In general, getting older entails the experience of loss, for many people. If we include ‘bad controls’ (and when age is the independent variable, virtually all controls are either irrelevant or ‘bad controls’), we are likely to get upwardly biased results for post-middle-age experiences, misleading us about the impact of age on happiness in general. There might well be countervailing processes contributing also to a tendency towards increased happiness as we age. But inclusion of controls, especially for the circumstances that amount to loss, leads to overcontrol bias in a predictable direction—i.e., upwards, overstating the extent of increased happiness in later life.
Blanchflower and Oswald’s position (e.g. 2019) is that results from a model with controls give us the ‘pure’ effect of ageing. But we need clarity on what this result has been purified of. Another way of articulating the points made above is as follows: when we control for factors that are themselves influenced by age, our result has been ‘purified’ of part of the effects of age itself. If we want to know what people actually experience as they grow older, we need to omit variables that are influenced by age.
Bartram (
2023) demonstrates that the inclusion of typical ‘bad controls’ in a quadratic model of the age–happiness relationship results in a doubling of the age and age-squared coefficients.
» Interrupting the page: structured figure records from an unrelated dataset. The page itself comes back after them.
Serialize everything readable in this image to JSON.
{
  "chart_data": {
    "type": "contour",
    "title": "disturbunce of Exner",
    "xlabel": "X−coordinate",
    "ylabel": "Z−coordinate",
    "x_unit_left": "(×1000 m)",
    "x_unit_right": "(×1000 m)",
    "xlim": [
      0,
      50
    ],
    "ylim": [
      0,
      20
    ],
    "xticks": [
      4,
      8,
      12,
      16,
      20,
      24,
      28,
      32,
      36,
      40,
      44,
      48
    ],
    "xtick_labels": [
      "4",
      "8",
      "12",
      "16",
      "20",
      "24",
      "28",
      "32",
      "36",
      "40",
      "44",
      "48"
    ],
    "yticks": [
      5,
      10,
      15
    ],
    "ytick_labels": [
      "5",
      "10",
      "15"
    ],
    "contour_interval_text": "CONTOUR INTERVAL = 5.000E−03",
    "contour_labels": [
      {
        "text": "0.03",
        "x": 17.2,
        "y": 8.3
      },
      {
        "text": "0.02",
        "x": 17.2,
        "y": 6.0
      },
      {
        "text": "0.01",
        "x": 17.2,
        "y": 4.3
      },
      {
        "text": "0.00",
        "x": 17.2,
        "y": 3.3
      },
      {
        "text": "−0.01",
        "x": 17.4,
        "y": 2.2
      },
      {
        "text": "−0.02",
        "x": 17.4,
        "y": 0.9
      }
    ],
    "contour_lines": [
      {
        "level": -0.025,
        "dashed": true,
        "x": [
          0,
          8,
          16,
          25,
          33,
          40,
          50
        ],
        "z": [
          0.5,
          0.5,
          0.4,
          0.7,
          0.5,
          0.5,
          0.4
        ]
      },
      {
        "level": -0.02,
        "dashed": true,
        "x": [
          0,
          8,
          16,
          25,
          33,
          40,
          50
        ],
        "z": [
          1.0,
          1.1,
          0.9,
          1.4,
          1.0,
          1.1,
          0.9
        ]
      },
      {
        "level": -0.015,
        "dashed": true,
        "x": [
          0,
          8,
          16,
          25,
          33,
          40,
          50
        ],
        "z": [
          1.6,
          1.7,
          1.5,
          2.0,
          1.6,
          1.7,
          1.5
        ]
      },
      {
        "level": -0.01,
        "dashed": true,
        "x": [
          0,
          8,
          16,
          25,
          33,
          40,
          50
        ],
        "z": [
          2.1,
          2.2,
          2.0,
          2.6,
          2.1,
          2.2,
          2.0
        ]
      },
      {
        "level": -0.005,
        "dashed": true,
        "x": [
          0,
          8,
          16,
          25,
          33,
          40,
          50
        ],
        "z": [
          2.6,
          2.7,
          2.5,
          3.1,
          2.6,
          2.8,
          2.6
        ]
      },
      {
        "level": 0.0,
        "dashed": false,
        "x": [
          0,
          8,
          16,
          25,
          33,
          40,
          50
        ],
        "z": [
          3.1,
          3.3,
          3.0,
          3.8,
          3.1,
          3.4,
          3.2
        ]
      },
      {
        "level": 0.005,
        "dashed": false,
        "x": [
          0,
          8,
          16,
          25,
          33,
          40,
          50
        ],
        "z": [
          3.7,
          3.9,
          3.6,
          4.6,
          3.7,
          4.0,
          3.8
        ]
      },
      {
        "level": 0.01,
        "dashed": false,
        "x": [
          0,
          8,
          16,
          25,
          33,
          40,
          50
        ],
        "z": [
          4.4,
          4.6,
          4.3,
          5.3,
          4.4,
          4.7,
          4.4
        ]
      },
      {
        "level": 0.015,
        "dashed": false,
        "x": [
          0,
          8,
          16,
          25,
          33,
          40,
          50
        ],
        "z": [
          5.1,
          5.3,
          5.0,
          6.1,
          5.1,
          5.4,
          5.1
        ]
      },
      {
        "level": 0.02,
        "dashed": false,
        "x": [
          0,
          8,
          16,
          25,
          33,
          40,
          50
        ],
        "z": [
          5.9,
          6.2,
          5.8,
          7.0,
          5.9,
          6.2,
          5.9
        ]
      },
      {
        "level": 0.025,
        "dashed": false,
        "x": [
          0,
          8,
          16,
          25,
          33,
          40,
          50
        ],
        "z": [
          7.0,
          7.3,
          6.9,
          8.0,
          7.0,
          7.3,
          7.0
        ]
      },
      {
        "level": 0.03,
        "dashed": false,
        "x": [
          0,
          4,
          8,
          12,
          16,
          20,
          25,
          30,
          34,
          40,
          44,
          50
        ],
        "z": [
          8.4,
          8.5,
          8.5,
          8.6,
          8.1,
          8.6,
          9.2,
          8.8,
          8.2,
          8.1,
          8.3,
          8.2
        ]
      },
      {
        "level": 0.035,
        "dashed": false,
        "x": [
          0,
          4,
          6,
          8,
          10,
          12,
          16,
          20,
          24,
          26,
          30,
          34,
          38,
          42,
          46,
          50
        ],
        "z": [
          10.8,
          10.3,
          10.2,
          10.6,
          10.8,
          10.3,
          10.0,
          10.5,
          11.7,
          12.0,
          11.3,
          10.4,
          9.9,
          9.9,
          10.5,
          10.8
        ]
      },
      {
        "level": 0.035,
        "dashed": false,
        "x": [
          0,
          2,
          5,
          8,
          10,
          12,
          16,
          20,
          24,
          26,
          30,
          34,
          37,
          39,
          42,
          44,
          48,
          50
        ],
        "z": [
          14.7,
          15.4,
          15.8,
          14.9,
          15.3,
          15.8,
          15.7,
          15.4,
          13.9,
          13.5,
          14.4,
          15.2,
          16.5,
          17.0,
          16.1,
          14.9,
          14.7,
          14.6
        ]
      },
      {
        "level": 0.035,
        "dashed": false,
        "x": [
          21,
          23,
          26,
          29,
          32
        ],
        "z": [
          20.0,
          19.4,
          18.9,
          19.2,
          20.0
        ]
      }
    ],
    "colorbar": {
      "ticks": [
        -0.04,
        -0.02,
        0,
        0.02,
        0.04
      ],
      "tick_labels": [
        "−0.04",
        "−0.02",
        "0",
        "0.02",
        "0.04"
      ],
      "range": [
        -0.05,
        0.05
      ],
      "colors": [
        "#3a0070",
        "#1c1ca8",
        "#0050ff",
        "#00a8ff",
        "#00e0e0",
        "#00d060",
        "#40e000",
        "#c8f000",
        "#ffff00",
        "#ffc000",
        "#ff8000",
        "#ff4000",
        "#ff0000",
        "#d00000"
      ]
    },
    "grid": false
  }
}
The error is a consequential one. It is especially consequential when statistical significance is used as the sole means of interpreting results and drawing substantive conclusions. Coefficients that are artificially inflated away from zero are more likely to be statistically significant. Biased results are therefore more likely to be perceived as
correct results when evaluated with reference to statistical significance. The practice of using ‘bad controls’ exacerbates the tendency to misinterpret results via a focus on statistical significance.